Some people who got in touch wanted to know more about the alleged link between global aid disbursements to the most aid-dependent states, and increased deposits in offshore “tax havens”. This is not my area of expertise – and I won’t pretend that it is – but as somebody interested in exposing and tackling illicit finance, I find this particular link fascinating.
So in response to some helpful messages, I thought I’d provide a quick summary of the World Bank study published in February, which outlined the link between aid disbursements and potentially corrupt deposits in tax havens such as Switzerland, Luxembourg and the Cayman Islands.

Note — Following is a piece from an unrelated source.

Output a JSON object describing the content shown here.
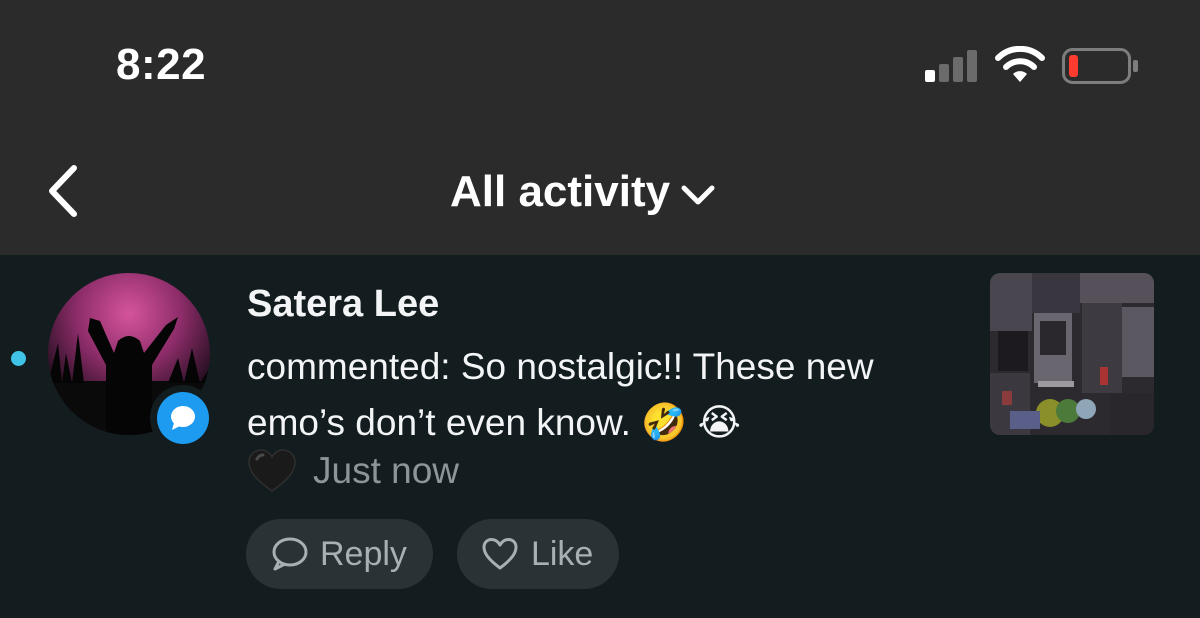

My advice, however, is to read the World Bank research in full here, as well as the Global Financial Integrity study on which my original blog was based. Both are nuanced and merit further attention.
The World Bank research was published by Jorgen Juel Andersen from the Norwegian Business School, Niels Johannesen from the University of Copenhagen and Bob Rijkers from the World Bank. It’s an easy-to-read, 48-page document – so don’t be put off by its academic nature.
Primarily, the three authors studied two datasets: quarterly information on aid disbursements to highly aid-dependent states from the World Bank and foreign deposits registered by the Bank for International Settlements (BIS), which assesses total deposits made across what we’d broadly term ‘offshore’ centres or tax havens.
The authors found that aid disbursements to states with the highest levels of aid-dependency appear to trigger money flows into offshore bank accounts – a phenomenon we all fear when assessing aid effectiveness.
Specifically, what the authors found was that for every aid disbursement equivalent to 1% of a state’s GDP, we see an increase of 3.4% in offshore banking deposits made from that state in the same economic quarter. The implied overall rate of aid lost in this way amounts to around 7.5% of all aid disbursed.
The inference, of course, is that this MAY indicate one final destination for a significant chunk of the cash stolen from aid budgets through corruption by local elites. The figures do not, of course, include other vehicles through which aid monies could be hidden by the corrupt – such as property investments.
“While other interpretations are possible, these findings are suggestive of aid diversion to private accounts in havens,” the research states.
Of course, the situation is complicated – something acknowledged by the three authors. But in crude terms, that is the fear: there is an autonomous, traceable (at least in terms of financial values) level of aid which gets syphoned off by corrupt officials somewhere in the chain and placed in secretive offshore tax havens.
This is hardly news. Indeed, it is something aid organisations have long known. But the attempt to measure, in financial terms, the scale of the problem is always interesting. Not only that, but the research helps indicate the preferred offshore tax havens of potentially corrupt officials and those who move money on their behalf.
Interestingly, the World Bank research suggests that Luxembourg and Switzerland are among the most popular choices of tax havens among corrupt regimes and officials targeting aid budgets.
In real dollar terms, tax haven deposits among the twenty-two heavily aid-dependent states studied by the authors were highest across Madagascar, Rwanda, Tanzania, Zambia and Burundi. But higher cash volumes of potential corruption were not exclusive to aid-dependent African states. Afghanistan and Armenia also featured high on the list.
To me, at least, the most interesting aspect of the research is the chosen destination of potentially corrupt cash – and the ramifications for the global financial system. If supposedly ‘legitimate’ finance centres such as Switzerland Luxembourg continue to act as secretive harbours for aid cash stolen by corrupt regimes or officials, then clearly more needs to be done to tackle the problem.
Moves to bring greater transparency to offshore financial centres (OFCs) or tax havens, such as new rules on maintaining a register of beneficial owners for offshore companies, must go further.
This is a subject I’ll be returning to regularly, so I won’t linger on it here. But if you want a crash course in just how disruptive corruption is to aid programmes, then read the World Bank study and contact the excellent authors directly.